AMAC Exclusive by Seamus Brennan
Vice President Kamala Harris’s visit to El Paso, Texas today was probably not intended to showcase the success of the Trump administration’s immigration and border enforcement policies. But Harris has nevertheless picked the perfect city from which to learn what policies have actually worked to secure the border. The only way she could learn more about the border than by choosing to go to El Paso would be if she had invited former President Trump to join her.
Harris may not know it, but El Paso has played a definitive role in the decades-long fight to curb illegal immigration along the U.S. southern border stretching all the way back to when the city was the initial headquarters of U.S. Border Patrol.
Under the deportation policies of the early 1990s, Border Patrol agents apprehended as many aliens as they could, but even those deported generally found ways to make it back across the border in the following days and weeks. Observing the ineffectiveness of this approach, Silvestre Reyes, then-Chief of the El Paso Sector of Border Patrol, decided that deterring illegal entry into the country altogether was a more efficient strategy than focusing solely on apprehensions.
“They thought I was crazy,” Reyes said. “But I told them: ‘I’m not interested in apprehensions. I’m not interested in generating numbers. I’m interested in controlling the border.’”
Under Reyes’s leadership, Border Patrol’s Operation Hold the Line increased the volume of border agents and dramatically improved the physical barriers already in place in El Paso starting in 1993. The Operation began as a 20-mile blockade of 400 agents and vehicles every 100 yards along the border on each side of El Paso. It established the border control strategy that influences our nation’s immigration policies to this day.
As a result of Reyes’s groundbreaking initiative, border apprehensions dropped from nearly 300,000 to under 80,000 per year—culminating in over a 70 percent reduction. With the implementation of Operation Hold the Line, Reyes not only proved to his city, his state, and his country that borders can in fact be secured, but also provided the model for border security and immigration policies for years and decades to come. Following the success of the Operation, Congress allocated funds to the U.S. Immigration and Naturalization Service so that Reyes’s “extremely effective border patrol model” could be replicated in other parts of the country.
Reyes was later elected to Congress, where he served eight consecutive terms as a Democrat and as the first Latino to represent El Paso.
In the 13 years after Operation Hold the Line was implemented, violent crime dropped by more than 34 percent.

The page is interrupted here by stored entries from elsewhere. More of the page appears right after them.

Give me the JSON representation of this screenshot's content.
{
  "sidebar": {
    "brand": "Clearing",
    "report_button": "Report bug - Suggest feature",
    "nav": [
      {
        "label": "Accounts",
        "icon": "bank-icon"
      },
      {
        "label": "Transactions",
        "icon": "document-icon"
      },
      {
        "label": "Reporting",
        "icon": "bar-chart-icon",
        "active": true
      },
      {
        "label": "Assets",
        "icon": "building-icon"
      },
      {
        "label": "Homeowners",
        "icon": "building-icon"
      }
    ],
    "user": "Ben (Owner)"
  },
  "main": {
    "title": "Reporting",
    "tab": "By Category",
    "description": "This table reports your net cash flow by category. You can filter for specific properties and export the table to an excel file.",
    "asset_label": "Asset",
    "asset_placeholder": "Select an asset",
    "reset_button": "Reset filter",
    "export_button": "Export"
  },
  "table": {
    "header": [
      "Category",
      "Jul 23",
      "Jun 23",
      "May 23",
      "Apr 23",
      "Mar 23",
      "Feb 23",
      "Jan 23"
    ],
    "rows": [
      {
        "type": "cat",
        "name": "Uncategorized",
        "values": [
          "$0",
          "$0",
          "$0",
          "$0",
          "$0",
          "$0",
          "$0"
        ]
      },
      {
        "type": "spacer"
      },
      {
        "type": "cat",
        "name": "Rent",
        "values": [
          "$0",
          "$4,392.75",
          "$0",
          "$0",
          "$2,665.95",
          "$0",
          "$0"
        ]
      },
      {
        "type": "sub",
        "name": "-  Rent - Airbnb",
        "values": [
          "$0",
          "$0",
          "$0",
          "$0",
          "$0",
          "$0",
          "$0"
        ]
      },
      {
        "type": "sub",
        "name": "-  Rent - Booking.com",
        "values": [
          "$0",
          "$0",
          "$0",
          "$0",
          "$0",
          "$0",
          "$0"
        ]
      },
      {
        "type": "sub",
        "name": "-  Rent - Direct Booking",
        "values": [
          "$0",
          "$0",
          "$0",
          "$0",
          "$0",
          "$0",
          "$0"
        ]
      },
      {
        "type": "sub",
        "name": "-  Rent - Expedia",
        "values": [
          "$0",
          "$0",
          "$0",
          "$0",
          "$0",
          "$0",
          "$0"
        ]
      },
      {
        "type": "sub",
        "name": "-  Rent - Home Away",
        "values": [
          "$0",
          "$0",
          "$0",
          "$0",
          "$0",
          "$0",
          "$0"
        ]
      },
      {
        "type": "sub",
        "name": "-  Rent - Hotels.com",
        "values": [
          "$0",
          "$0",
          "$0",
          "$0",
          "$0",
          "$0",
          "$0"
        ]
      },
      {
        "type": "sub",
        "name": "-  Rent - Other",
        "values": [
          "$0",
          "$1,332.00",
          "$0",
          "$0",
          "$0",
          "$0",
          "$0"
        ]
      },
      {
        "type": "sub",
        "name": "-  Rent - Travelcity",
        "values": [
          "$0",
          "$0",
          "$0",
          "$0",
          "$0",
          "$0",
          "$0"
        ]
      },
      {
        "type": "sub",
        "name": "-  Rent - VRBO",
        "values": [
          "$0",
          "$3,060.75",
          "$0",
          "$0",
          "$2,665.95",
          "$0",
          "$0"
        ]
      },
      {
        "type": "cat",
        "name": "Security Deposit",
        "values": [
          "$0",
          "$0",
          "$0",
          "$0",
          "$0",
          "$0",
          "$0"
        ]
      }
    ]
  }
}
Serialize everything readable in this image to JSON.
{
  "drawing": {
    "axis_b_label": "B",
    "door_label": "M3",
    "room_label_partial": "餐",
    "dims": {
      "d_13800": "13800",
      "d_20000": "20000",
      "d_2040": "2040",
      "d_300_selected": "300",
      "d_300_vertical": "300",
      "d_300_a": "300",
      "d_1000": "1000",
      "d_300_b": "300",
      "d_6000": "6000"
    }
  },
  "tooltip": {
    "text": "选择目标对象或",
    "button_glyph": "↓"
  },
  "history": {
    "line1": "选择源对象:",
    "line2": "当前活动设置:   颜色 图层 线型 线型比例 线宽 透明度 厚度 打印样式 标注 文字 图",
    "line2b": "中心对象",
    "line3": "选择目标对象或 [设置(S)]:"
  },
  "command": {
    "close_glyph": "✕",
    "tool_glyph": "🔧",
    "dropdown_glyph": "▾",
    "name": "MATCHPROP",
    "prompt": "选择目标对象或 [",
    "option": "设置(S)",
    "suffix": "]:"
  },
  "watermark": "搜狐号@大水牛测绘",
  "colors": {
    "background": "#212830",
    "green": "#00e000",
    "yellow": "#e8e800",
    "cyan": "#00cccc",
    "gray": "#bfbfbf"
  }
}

Since 1993, the year the Operation was put into effect, illegal immigration dropped 95 percent in the area over the course of 22 years. Additionally, since fencing in the region was completed, the city’s drug smuggling fell considerably, with marijuana and cocaine seizures cut in half.
During the Trump Administration, El Paso rose to become one of America’s safest cities—even in spite of its nearness to the border and close proximity to Juarez, Mexico, one of the most dangerous cities in the world. In 2019, Juarez had 1,499 murders, while El Paso only had 40. Since El Paso’s border barrier was completed, motor vehicle thefts plummeted by 60 percent. Burglary cases similarly decreased from 7,655 in 1993 to 1,297 in 2017.
When President Trump left office, El Paso had 131 miles of fully constructed border wall and experienced an overwhelming cutback in drug and smuggling activities in places where new border wall had been constructed. In two of U.S. Customs and Border Protection’s El Paso zones, apprehensions decreased by as much as 80 percent from the first half of fiscal year 2020 to its second half.
By visiting El Paso today, Vice President Harris has unwittingly recognized the Trump Administration’s success in securing our border. Through the innovation of Operation Hold the Line and the policies and strategies it yielded, El Paso set the gold standard for a city that knows how to secure its borders and protect its communities—and other cities and states ought to follow its example. The Sun City was the perfect place for Harris to visit, but not for the reasons she thinks: El Paso is an ideal place not to downplay a crisis, but to show the country how to avert one. Leaders and elected officials should follow Silvestre Reyes’s lead and enact policies and systems that secure the border in ways that work.
In the end, the Vice President’s visit today may not have succeeded in anything other than inadvertently highlighting the effectiveness of the border policies she ran against. Let’s hope the rest of the nation can see what she couldn’t.